House Republicans don’t have the votes needed to override a veto. They need four Democrats to join them. Yesterday, none did, so the override failed. But Tillis thinks over time, some might change their minds. Or maybe they'll just miss session. 

According to the state constitution, a veto override requires a vote of three-fifths of the present and voting members. If seven Democrats were to be absent on the same day, the House Republicans’ 68 votes would become enough to override a veto.

“I think what it says is, you better show up for work,” Tillis said today.

Neither the state constitution nor House rules sets a time limit for lawmakers to try to overturn a veto while they’re in session. It really hasn’t been an issue before. State governors have only had the veto since 1996, and only one has ever been overridden – Mike Easley’s veto of a 2007 measure allowing larger boats to be towed on NC roads. That one happened pretty quickly.

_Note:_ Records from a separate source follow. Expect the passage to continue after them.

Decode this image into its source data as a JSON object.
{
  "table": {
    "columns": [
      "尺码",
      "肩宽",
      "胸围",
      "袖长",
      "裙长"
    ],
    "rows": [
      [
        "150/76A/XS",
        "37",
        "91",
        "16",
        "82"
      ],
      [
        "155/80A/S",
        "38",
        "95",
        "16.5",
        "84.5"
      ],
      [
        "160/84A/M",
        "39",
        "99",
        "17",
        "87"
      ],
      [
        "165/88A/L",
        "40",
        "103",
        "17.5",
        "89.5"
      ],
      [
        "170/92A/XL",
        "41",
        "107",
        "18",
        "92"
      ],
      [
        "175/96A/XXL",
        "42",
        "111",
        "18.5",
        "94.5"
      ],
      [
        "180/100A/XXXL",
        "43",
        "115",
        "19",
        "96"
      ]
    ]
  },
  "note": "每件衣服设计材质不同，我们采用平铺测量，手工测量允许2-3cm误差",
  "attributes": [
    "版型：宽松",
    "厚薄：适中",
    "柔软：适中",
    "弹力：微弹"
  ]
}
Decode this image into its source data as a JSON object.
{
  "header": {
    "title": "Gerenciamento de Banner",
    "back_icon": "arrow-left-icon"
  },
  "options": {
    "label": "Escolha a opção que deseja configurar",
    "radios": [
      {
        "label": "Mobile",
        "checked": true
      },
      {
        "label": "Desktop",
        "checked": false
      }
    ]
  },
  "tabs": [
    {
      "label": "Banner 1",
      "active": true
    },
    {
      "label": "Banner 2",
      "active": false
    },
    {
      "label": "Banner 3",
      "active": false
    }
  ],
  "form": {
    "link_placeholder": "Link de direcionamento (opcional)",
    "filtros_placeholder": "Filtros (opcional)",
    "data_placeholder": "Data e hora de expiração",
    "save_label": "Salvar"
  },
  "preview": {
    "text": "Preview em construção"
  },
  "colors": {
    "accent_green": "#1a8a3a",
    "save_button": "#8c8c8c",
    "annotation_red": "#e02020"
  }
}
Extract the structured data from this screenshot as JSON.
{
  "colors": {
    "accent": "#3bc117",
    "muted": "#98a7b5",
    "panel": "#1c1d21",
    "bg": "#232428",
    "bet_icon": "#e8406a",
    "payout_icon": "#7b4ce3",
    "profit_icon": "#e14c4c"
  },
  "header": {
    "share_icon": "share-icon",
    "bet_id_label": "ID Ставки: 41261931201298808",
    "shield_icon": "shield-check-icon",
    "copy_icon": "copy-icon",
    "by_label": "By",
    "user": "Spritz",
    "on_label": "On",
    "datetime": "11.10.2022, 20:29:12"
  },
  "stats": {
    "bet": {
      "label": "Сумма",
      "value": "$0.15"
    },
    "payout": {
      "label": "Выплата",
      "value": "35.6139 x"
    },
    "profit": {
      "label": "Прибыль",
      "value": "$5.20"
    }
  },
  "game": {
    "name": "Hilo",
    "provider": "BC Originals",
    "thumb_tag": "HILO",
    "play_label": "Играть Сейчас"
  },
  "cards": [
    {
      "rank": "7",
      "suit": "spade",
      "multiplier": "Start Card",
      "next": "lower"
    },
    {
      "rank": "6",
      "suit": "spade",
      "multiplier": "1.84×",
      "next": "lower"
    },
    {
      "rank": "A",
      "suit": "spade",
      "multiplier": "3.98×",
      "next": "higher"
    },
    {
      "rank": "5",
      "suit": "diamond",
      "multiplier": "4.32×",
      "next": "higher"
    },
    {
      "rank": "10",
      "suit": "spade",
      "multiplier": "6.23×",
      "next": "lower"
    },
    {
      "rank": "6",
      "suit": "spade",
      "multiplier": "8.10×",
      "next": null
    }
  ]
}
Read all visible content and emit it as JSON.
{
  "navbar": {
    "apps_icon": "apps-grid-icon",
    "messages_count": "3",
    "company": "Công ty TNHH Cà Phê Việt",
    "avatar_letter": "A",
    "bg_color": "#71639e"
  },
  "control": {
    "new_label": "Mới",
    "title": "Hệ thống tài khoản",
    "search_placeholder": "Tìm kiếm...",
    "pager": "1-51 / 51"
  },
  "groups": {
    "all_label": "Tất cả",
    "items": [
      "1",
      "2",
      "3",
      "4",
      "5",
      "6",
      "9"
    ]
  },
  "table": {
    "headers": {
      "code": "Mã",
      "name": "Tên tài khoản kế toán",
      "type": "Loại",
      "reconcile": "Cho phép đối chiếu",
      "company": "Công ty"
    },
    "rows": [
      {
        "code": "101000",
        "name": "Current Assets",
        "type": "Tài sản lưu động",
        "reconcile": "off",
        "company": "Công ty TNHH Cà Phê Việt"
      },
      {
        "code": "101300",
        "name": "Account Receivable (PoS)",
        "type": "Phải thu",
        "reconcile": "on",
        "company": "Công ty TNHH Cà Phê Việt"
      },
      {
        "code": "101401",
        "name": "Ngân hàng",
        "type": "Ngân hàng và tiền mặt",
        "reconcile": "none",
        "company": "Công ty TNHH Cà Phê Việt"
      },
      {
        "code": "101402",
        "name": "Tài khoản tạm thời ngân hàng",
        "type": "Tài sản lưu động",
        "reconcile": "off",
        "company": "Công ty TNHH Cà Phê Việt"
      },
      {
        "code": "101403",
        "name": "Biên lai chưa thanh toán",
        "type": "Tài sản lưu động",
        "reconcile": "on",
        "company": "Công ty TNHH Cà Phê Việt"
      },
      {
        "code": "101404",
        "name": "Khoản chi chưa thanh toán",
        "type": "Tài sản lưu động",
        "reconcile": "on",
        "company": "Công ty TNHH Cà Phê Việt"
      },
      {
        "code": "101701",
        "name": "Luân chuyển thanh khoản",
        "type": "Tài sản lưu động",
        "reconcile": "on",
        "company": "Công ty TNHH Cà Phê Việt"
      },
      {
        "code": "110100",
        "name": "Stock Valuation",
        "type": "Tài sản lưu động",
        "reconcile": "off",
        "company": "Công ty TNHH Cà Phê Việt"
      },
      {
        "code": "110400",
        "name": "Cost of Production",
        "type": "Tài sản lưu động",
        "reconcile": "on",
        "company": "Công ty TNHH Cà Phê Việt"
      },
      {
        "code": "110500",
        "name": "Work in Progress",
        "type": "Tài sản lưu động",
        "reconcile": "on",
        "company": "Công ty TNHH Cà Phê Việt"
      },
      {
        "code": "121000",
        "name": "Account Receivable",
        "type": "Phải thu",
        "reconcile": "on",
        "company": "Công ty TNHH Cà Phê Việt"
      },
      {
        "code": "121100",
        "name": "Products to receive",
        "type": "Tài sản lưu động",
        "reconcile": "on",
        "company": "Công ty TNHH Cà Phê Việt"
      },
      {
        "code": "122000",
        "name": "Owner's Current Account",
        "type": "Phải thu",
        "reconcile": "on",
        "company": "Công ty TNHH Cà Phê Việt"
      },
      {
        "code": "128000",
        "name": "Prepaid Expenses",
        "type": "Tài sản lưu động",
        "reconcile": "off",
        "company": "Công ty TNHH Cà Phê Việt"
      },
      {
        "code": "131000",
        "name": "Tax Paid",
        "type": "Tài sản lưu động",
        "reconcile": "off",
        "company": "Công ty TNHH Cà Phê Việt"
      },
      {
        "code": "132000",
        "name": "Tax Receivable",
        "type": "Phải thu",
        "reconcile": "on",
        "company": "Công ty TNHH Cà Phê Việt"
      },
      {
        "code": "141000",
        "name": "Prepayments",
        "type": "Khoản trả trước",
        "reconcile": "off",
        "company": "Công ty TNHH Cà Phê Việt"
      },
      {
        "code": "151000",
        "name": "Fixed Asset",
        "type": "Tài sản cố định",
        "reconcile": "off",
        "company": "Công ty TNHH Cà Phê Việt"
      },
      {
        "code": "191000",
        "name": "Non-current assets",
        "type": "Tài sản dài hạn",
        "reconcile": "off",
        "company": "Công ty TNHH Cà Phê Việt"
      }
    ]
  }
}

But it’s not just House Bill 2 that’ll be waiting in the wings, Tillis said. Every bill returned with a veto stamp will be kept on hold along with it, and all of them could reappear on any day of the two-year session.

“The governor needs to understand that every bill that gets vetoed will remain active. And we will take a vote when we can potentially change votes, or at the appropriate time. That is our policy. In other words, it’s not over.”

Tillis says putting overrides on hold will give the House more leverage in dealing with Perdue. “This is a device that we can use to make sure that vetoes are rare,” he said. “It’s up to the governor to balance her desire to veto a bill against the added pressure that will be exerted at this end of the street.”

Perdue’s spokesperson Chrissy Pearson called the tactic “unproductive.”

“It does nothing to help North Carolina move out of this recession,” Pearson said. “While these guys continue to carry on over House Bill 2, the governor’s in California trying to recruit jobs. We’re scratching our heads.”

Pearson doesn’t think the GOP strategy will change Perdue’s approach. “No one should believe for a minute the governor enjoys vetoing bills,” she said. “The governor continues to hope that at some point, we’ll see some reasonable legislation being passed, so we won’t have to worry about the veto anymore.”